Standard abbreviations
- ISO 4: Chem. Sci.

Indexing
- CODEN: CSHCCN
- ISSN: 2041-6520 (print) 2041-6539 (web)
- OCLC no.: 648957145

Links
- Journal homepage;

= Chemical Science (journal) =

Chemical Science is a weekly peer-reviewed scientific journal covering all aspects of chemistry. It is the flagship journal of the Royal Society of Chemistry. It was established in July 2010 and is published by the Royal Society of Chemistry; before 2018, it was published monthly. It won the Best New Journal 2011 award from the Association of Learned and Professional Society Publishers. The editor-in-chief is Andrew Ian Cooper (University of Liverpool).

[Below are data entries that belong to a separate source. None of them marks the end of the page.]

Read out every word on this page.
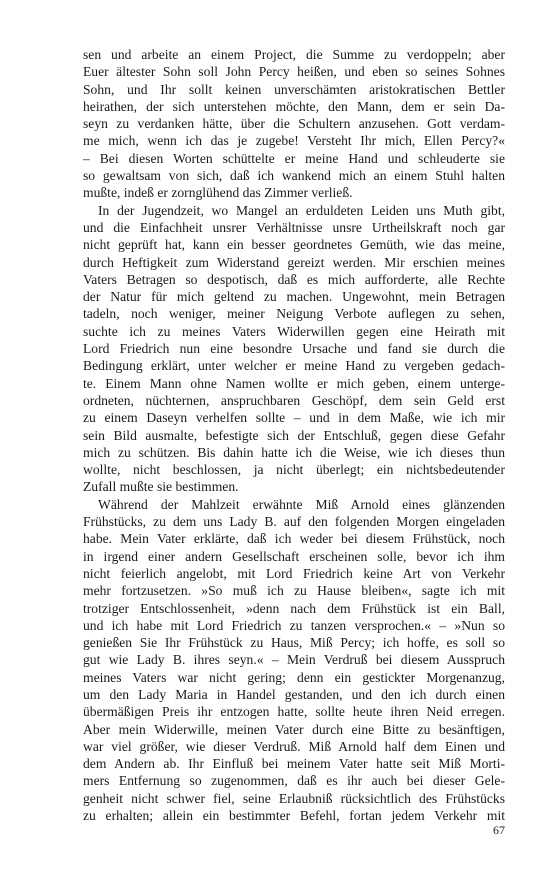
sen und arbeite an einem Project, die Summe zu verdoppeln; aber
Euer ältester Sohn soll John Percy heißen, und eben so seines Sohnes
Sohn, und Ihr sollt keinen unverschämten aristokratischen Bettler
heirathen, der sich unterstehen möchte, den Mann, dem er sein Da-
seyn zu verdanken hätte, über die Schultern anzusehen. Gott verdam-
me mich, wenn ich das je zugebe! Versteht Ihr mich, Ellen Percy?«
– Bei diesen Worten schüttelte er meine Hand und schleuderte sie
so gewaltsam von sich, daß ich wankend mich an einem Stuhl halten
mußte, indeß er zornglühend das Zimmer verließ.
In der Jugendzeit, wo Mangel an erduldeten Leiden uns Muth gibt,
und die Einfachheit unsrer Verhältnisse unsre Urtheilskraft noch gar
nicht geprüft hat, kann ein besser geordnetes Gemüth, wie das meine,
durch Heftigkeit zum Widerstand gereizt werden. Mir erschien meines
Vaters Betragen so despotisch, daß es mich aufforderte, alle Rechte
der Natur für mich geltend zu machen. Ungewohnt, mein Betragen
tadeln, noch weniger, meiner Neigung Verbote auflegen zu sehen,
suchte ich zu meines Vaters Widerwillen gegen eine Heirath mit
Lord Friedrich nun eine besondre Ursache und fand sie durch die
Bedingung erklärt, unter welcher er meine Hand zu vergeben gedach-
te. Einem Mann ohne Namen wollte er mich geben, einem unterge-
ordneten, nüchternen, anspruchbaren Geschöpf, dem sein Geld erst
zu einem Daseyn verhelfen sollte – und in dem Maße, wie ich mir
sein Bild ausmalte, befestigte sich der Entschluß, gegen diese Gefahr
mich zu schützen. Bis dahin hatte ich die Weise, wie ich dieses thun
wollte, nicht beschlossen, ja nicht überlegt; ein nichtsbedeutender
Zufall mußte sie bestimmen.
Während der Mahlzeit erwähnte Miß Arnold eines glänzenden
Frühstücks, zu dem uns Lady B. auf den folgenden Morgen eingeladen
habe. Mein Vater erklärte, daß ich weder bei diesem Frühstück, noch
in irgend einer andern Gesellschaft erscheinen solle, bevor ich ihm
nicht feierlich angelobt, mit Lord Friedrich keine Art von Verkehr
mehr fortzusetzen. »So muß ich zu Hause bleiben«, sagte ich mit
trotziger Entschlossenheit, »denn nach dem Frühstück ist ein Ball,
und ich habe mit Lord Friedrich zu tanzen versprochen.« – »Nun so
genießen Sie Ihr Frühstück zu Haus, Miß Percy; ich hoffe, es soll so
gut wie Lady B. ihres seyn.« – Mein Verdruß bei diesem Ausspruch
meines Vaters war nicht gering; denn ein gestickter Morgenanzug,
um den Lady Maria in Handel gestanden, und den ich durch einen
übermäßigen Preis ihr entzogen hatte, sollte heute ihren Neid erregen.
Aber mein Widerwille, meinen Vater durch eine Bitte zu besänftigen,
war viel größer, wie dieser Verdruß. Miß Arnold half dem Einen und
dem Andern ab. Ihr Einfluß bei meinem Vater hatte seit Miß Morti-
mers Entfernung so zugenommen, daß es ihr auch bei dieser Gele-
genheit nicht schwer fiel, seine Erlaubniß rücksichtlich des Frühstücks
zu erhalten; allein ein bestimmter Befehl, fortan jedem Verkehr mit
67
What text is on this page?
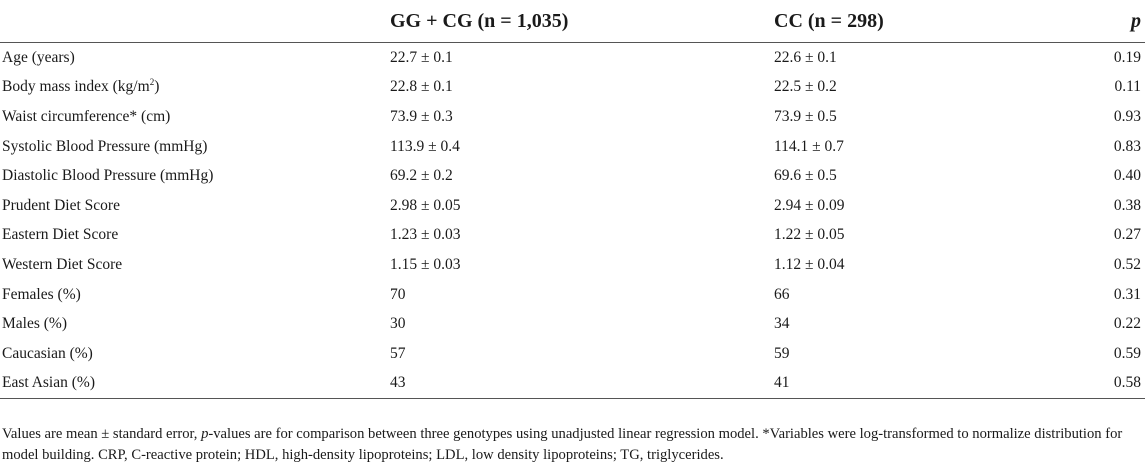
	GG + CG (n = 1,035)	CC (n = 298)	p
Age (years)	22.7 ± 0.1	22.6 ± 0.1	0.19
Body mass index $(kg/m^2)$	22.8 ± 0.1	22.5 ± 0.2	0.11
Waist circumference* (cm)	73.9 ± 0.3	73.9 ± 0.5	0.93
Systolic Blood Pressure (mmHg)	113.9 ± 0.4	114.1 ± 0.7	0.83
Diastolic Blood Pressure (mmHg)	69.2 ± 0.2	69.6 ± 0.5	0.40
Prudent Diet Score	2.98 ± 0.05	2.94 ± 0.09	0.38
Eastern Diet Score	1.23 ± 0.03	1.22 ± 0.05	0.27
Western Diet Score	1.15 ± 0.03	1.12 ± 0.04	0.52
Females (%)	70	66	0.31
Males (%)	30	34	0.22
Caucasian (%)	57	59	0.59
East Asian (%)	43	41	0.58
Values are mean ± standard error, p-values are for comparison between three genotypes using unadjusted linear regression model. *Variables were log-transformed to normalize distribution for model building. CRP, C-reactive protein; HDL, high-density lipoproteins; LDL, low density lipoproteins; TG, triglycerides.
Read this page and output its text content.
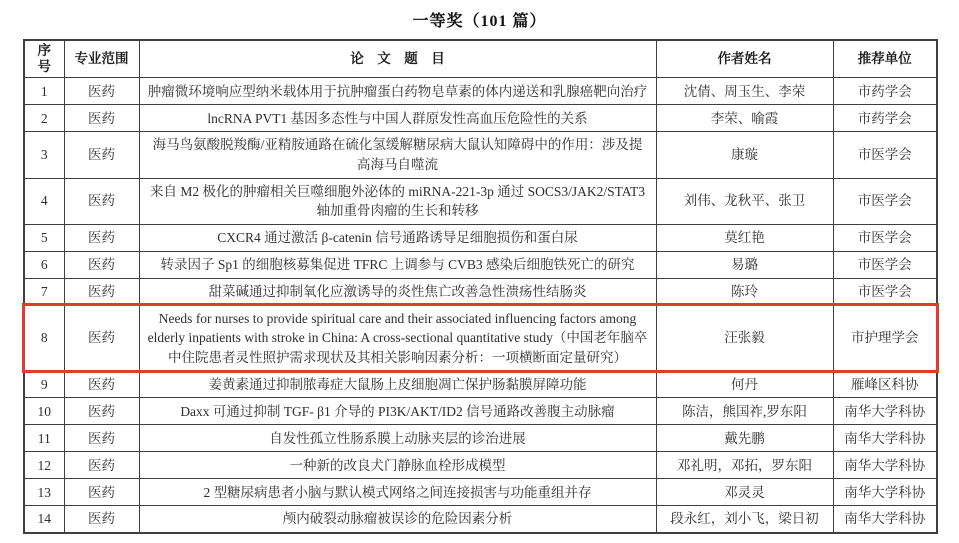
一等奖（101 篇）
序号	专业范围	论　文　题　目	作者姓名	推荐单位
1	医药	肿瘤微环境响应型纳米载体用于抗肿瘤蛋白药物皂草素的体内递送和乳腺癌靶向治疗	沈倩、周玉生、李荣	市药学会
2	医药	lncRNA PVT1 基因多态性与中国人群原发性高血压危险性的关系	李荣、喻霞	市药学会
3	医药	海马鸟氨酸脱羧酶/亚精胺通路在硫化氢缓解糖尿病大鼠认知障碍中的作用：涉及提高海马自噬流	康璇	市医学会
4	医药	来自 M2 极化的肿瘤相关巨噬细胞外泌体的 miRNA-221-3p 通过 SOCS3/JAK2/STAT3 轴加重骨肉瘤的生长和转移	刘伟、龙秋平、张卫	市医学会
5	医药	CXCR4 通过激活 β-catenin 信号通路诱导足细胞损伤和蛋白尿	莫红艳	市医学会
6	医药	转录因子 Sp1 的细胞核募集促进 TFRC 上调参与 CVB3 感染后细胞铁死亡的研究	易璐	市医学会
7	医药	甜菜碱通过抑制氧化应激诱导的炎性焦亡改善急性溃疡性结肠炎	陈玲	市医学会
8	医药	Needs for nurses to provide spiritual care and their associated influencing factors among elderly inpatients with stroke in China: A cross-sectional quantitative study（中国老年脑卒中住院患者灵性照护需求现状及其相关影响因素分析：一项横断面定量研究）	汪张毅	市护理学会
9	医药	姜黄素通过抑制脓毒症大鼠肠上皮细胞凋亡保护肠黏膜屏障功能	何丹	雁峰区科协
10	医药	Daxx 可通过抑制 TGF- β1 介导的 PI3K/AKT/ID2 信号通路改善腹主动脉瘤	陈洁，熊国祚,罗东阳	南华大学科协
11	医药	自发性孤立性肠系膜上动脉夹层的诊治进展	戴先鹏	南华大学科协
12	医药	一种新的改良犬门静脉血栓形成模型	邓礼明，邓拓，罗东阳	南华大学科协
13	医药	2 型糖尿病患者小脑与默认模式网络之间连接损害与功能重组并存	邓灵灵	南华大学科协
14	医药	颅内破裂动脉瘤被误诊的危险因素分析	段永红，刘小飞，梁日初	南华大学科协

In January 2015, the journal moved to an open access publishing model. It was a diamond open access journal, with no charges to readers or authors till 01 July, 2026, and has become "Gold Open access" (authors pay article processing charge) since then.

==Abstracting and indexing==
The journal is abstracted and indexed in:
- Science Citation Index Expanded
- Current Contents/Physical, Chemical & Earth Sciences
- Chemical Abstracts Service
- Directory of Open Access Journals
According to the Journal Citation Reports, the journal has a 2024 impact factor of 7.4.